At the Massachusetts Institute of Technology (MIT), an undergraduate was unable to complete a homework assignment that was closely related to work he was doing for a company because he had signed a non-disclosure agreement that prohibited him from discussing his work. Interestingly, the company that employed the student was owned by an MIT faculty member, and the instructor of the class owned a competing firm. In the end, the instructor of the course was accused of using his homework as a form of corporate espionage, and the student was given another assignment.

Thus corporate greed and the limitless pursuit of profit seem to negatively affect everyone within reach, and it is not scientific objectivity alone that suffers, but learning as well. No wonder why certain bioethical debates seem to be so one-sided. The recent stem cell debate is just one example where Big Biotech is buying its way into science and the media, regardless of the outcome for the rest of society.

And Greenberg notes how the popular press acts mainly as a puppet of science, especially biomedical research. It routinely pumps out what it is told to, without asking the hard questions it does of politicians and others. This is indeed the case with reports of scientific-medical progress. Greenberg calls this mayjournalism. Stem cells may do this. Cloning may do that. Gene therapy may deliver the goods.
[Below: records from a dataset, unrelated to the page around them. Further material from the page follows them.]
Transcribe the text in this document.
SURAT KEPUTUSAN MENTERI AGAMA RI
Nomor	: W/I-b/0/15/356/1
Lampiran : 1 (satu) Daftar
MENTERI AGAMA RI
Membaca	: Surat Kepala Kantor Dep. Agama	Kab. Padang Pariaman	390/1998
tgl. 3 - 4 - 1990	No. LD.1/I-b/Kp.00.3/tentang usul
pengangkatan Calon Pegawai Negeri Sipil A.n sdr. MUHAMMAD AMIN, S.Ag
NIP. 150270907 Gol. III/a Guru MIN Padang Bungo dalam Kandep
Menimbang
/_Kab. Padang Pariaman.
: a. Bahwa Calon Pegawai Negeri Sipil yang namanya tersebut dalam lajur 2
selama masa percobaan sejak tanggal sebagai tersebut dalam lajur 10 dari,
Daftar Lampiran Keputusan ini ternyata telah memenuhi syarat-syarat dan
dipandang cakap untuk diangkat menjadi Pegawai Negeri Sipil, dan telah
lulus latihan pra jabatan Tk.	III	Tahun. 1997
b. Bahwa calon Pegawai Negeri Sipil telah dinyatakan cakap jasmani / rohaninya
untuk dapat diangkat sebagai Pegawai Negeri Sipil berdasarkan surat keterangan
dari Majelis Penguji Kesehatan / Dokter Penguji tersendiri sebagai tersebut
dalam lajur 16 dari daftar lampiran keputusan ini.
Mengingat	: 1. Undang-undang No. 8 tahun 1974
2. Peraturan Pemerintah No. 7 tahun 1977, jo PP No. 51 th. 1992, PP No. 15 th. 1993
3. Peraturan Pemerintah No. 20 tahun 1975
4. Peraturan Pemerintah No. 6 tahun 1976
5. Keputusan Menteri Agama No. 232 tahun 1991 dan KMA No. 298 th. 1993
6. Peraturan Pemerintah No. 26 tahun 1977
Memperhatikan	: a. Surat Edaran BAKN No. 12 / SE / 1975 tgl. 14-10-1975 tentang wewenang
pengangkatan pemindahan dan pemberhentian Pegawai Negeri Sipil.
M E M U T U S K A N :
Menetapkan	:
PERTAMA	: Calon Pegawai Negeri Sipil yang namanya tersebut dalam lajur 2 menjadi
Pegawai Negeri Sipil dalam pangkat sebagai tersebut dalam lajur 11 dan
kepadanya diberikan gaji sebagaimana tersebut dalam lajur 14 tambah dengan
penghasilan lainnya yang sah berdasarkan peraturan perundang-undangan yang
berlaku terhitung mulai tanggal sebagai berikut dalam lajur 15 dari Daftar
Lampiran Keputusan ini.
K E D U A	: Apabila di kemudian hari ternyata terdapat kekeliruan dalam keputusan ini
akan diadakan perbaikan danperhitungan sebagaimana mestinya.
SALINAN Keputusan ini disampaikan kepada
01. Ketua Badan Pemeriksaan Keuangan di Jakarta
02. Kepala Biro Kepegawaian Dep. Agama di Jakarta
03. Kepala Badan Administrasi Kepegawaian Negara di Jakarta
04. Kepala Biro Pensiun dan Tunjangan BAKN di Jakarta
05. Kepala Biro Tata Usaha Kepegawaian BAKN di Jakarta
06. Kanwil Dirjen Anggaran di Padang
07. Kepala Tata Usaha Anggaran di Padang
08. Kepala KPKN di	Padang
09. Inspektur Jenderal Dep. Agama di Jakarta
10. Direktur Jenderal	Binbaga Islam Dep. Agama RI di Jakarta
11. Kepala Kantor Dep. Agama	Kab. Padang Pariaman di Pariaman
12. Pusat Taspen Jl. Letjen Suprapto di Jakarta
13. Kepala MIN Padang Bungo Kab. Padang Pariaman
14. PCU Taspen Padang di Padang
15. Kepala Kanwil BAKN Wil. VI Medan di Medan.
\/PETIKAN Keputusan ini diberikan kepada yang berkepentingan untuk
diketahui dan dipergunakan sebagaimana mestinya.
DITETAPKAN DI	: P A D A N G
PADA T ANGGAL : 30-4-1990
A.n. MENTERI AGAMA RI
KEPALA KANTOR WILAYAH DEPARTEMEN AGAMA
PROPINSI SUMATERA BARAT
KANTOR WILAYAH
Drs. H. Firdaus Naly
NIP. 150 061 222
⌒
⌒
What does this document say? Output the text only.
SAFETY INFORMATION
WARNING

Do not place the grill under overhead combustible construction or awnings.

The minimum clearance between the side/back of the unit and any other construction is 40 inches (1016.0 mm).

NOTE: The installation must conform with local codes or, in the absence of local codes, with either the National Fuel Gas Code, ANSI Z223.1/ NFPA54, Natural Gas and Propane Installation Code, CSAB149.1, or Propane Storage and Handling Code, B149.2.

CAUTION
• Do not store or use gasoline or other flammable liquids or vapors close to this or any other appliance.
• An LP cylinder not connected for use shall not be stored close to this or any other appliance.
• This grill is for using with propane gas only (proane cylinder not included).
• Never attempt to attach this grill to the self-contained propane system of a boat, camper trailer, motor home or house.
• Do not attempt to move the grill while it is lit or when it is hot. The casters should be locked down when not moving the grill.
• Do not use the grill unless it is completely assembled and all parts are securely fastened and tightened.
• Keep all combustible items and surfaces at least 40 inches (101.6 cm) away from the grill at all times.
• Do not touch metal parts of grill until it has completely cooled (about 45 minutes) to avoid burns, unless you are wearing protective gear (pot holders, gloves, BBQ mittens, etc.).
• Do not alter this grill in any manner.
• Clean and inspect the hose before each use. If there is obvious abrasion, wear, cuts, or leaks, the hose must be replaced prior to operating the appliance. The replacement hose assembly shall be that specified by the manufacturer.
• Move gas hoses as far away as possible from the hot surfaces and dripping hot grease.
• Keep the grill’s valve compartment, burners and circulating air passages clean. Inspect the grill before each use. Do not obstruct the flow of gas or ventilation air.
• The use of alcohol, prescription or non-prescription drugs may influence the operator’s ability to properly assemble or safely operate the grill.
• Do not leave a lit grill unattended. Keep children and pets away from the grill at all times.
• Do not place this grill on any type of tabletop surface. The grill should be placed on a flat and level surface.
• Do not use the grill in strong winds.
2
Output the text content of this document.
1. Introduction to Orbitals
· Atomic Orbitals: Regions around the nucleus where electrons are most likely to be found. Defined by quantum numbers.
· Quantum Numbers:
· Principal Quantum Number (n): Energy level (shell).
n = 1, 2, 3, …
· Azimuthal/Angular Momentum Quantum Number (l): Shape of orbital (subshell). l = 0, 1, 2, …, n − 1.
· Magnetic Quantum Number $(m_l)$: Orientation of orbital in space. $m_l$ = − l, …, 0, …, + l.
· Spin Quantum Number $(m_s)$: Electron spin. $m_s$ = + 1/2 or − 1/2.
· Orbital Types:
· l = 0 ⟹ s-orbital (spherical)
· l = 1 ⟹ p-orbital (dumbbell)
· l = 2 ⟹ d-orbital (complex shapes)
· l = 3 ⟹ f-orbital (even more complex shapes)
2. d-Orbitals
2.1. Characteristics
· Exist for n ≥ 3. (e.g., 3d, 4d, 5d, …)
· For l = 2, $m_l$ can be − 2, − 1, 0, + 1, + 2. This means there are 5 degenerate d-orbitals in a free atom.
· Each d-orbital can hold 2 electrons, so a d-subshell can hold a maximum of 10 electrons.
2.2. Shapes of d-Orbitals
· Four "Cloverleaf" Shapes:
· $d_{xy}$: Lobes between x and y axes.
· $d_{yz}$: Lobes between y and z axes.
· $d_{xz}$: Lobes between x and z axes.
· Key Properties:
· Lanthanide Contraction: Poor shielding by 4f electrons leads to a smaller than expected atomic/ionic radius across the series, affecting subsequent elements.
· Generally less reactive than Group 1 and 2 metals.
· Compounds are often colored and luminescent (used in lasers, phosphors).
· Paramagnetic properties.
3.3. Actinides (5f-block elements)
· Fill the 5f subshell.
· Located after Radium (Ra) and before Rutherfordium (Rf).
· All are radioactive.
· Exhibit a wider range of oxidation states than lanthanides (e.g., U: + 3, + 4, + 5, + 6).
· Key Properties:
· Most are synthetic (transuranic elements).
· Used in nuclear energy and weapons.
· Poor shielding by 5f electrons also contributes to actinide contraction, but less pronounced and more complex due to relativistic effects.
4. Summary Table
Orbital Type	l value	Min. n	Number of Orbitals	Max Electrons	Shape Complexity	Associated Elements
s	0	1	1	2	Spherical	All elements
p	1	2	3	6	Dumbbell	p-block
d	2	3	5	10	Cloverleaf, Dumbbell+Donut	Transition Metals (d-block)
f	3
We are wowed by reports of potential medical breakthroughs, but they are just that: potential. However, the way the media presents them, it seems like a cure for Parkinsons disease is due next week. Thus we find a collusion between certain scientists, various industries (eg., the Biotech industry), and a gullible and/or subservient media.

And of course this collusion acts as a giant feed-back loop. Journalists need good news stories, and scientists and the corporations need people to think they are just on the verge of a major medical breakthrough, if only a bit more funding were forthcoming. The one feeds off the other, and a disease-weary public, believing that immortality is just around the corner, will go along with it. And governments also get into the act, claiming that if we over-regulate things like cloning or stem cell research, all the research will move interstate or overseas, leaving them behind. So there is a grand mingling of state, corporate and public interests taking place, making it even harder for science to claim any sort of neutrality and objectivity.

Greenberg concludes by saying that science has always had to grapple with its integrity and purity. But it seems to be getting worse: More slippages from the ideal occur as science becomes bigger, richer, more insular in its detachment from politics, more powerful in its effects on society, more money-minded, while continuously pushed by government and lured by industry into commercial deals that conflict with traditional values and social responsibilities.

If religious leaders and politicians today are subject to intense scrutiny and ethical appraisal (and rightly so), then perhaps it is time to extend the same treatment to scientists. And one place to begin is by reading this important and timely book.